Update the src/example/spark/application.py with the following, replacing <your-bucket-name> with your actual S3 bucket.

import os
import logging
from pyspark.sql import SparkSession
from orchestera.spark.session import OrchesteraSparkSession
from orchestera.entrypoints.sparklith_entrypoint import SparklithEntryPoint
from orchestera.entrypoints.base_entrypoint import StringArg
logging.basicConfig(level=logging.INFO)
logger = logging.getLogger(__name__)
class SparkK8sHelloWorld(SparklithEntryPoint):
application_name = StringArg(required=True, tooltip="Name of the application")
def run(self):
"""Code entrypoint"""
bucket = "<your-bucket-name>"
prefix = "ookla-outputs"
with OrchesteraSparkSession(
app_name="SparkK8sHelloWorld",
executor_instances=4,
executor_cores=2,
executor_memory="8g",
additional_spark_conf={},
) as spark:
logger.info("Testing envar retrieval for DATABASE_URL: %s", os.environ.get("DATABASE_URL"))
sqlContext = SparkSession(spark)
spark.sparkContext.setLogLevel("ERROR")
# Read OOKLA metrics from publicly available S3 data
df = spark.read.parquet("s3a://ookla-open-data/parquet/performance/type=fixed/year=2019/quarter=1/2019-01-01_performance_fixed_tiles.parquet").repartition(4)
df.show()
print(df.printSchema())
df.createOrReplaceTempView('tempSource')
print('Register the DataFrame as a SQL temporary view: source')
df.createOrReplaceTempView('tempSource')
newdf = spark.sql('SELECT * FROM tempSource LIMIT 1000')
# Write CSV
output_uri_csv = f"s3a://{bucket}/{prefix}/newdf.csv"
newdf.write.mode("overwrite").option("header", True).csv(output_uri_csv)
# Write Parquet
output_uri_parquet = f"s3a://{bucket}/{prefix}/newdfparquet"
newdf.write.mode("overwrite").option("compression", "snappy").parquet(output_uri_parquet)

Building and Pushing the image to your ECR repo

Section titled “Building and Pushing the image to your ECR repo”

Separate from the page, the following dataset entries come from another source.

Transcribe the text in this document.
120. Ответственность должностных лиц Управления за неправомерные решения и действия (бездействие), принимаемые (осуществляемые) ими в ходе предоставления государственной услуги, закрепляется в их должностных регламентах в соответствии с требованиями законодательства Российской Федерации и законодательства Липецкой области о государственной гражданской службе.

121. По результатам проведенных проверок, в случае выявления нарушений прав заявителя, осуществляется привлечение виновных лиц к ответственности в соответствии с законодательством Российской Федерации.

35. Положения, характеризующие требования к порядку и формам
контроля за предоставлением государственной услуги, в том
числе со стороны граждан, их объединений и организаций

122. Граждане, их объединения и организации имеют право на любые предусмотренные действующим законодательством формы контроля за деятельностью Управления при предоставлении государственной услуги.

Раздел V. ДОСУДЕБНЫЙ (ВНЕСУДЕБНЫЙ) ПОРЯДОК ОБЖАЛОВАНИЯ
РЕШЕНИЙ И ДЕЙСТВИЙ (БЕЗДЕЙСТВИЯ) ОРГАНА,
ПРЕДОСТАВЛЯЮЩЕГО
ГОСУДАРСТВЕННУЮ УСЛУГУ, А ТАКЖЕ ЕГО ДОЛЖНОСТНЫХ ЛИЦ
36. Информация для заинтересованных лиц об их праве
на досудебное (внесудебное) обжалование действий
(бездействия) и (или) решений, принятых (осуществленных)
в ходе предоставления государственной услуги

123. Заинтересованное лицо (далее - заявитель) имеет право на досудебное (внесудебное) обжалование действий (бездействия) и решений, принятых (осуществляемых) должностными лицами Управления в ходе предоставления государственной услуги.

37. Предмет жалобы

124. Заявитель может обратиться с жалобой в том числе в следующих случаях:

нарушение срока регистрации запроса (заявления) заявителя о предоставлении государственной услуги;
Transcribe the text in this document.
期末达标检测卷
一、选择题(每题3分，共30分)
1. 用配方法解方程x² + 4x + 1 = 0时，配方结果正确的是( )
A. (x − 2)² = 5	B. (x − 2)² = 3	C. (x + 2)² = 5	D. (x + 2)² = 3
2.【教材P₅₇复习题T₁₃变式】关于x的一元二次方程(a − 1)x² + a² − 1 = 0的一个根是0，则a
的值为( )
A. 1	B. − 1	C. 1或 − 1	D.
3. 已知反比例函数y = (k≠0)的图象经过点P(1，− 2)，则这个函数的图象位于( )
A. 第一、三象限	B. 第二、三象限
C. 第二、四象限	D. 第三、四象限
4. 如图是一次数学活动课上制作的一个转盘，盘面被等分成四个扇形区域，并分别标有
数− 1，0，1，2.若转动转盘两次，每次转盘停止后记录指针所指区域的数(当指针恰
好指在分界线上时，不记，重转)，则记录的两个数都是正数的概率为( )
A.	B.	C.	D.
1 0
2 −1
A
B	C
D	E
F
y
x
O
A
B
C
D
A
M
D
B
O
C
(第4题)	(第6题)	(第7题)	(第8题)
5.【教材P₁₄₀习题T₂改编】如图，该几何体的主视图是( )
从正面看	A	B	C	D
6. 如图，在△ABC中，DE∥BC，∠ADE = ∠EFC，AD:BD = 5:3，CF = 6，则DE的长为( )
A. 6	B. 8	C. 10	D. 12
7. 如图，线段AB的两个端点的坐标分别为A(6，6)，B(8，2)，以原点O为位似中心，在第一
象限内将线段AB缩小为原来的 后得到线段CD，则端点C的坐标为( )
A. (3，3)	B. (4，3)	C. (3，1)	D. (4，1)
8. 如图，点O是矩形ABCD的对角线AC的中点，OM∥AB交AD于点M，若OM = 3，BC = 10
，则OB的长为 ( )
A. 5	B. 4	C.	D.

Make sure to replace all instances of member-account-id with your actual account id that’s part of your ECR URI

Terminal window
make build-userapp && make push-userapp ECR_REGISTRY=<member-account-id>.dkr.ecr.us-east-1.amazonaws.com

Now, you can run your pipeline using the following command:

Terminal window
uv run python -m orchestera.clients.sync_client run \
--namespace "<your-namespace>" \
--image "<member-account-id>.dkr.ecr.us-east-1.amazonaws.com/hello-world:userapp" \
--classpath "example.spark.application.SparkK8sHelloWorld" \
--application-name "spark-hello-world" --pull-secrets-from default

If you haven’t setup secrets yet, you can remove --pull-secrets-from default from the args. Also make sure to specify the correct namespace.

Congratulations! You have created your first Spark pipeline application!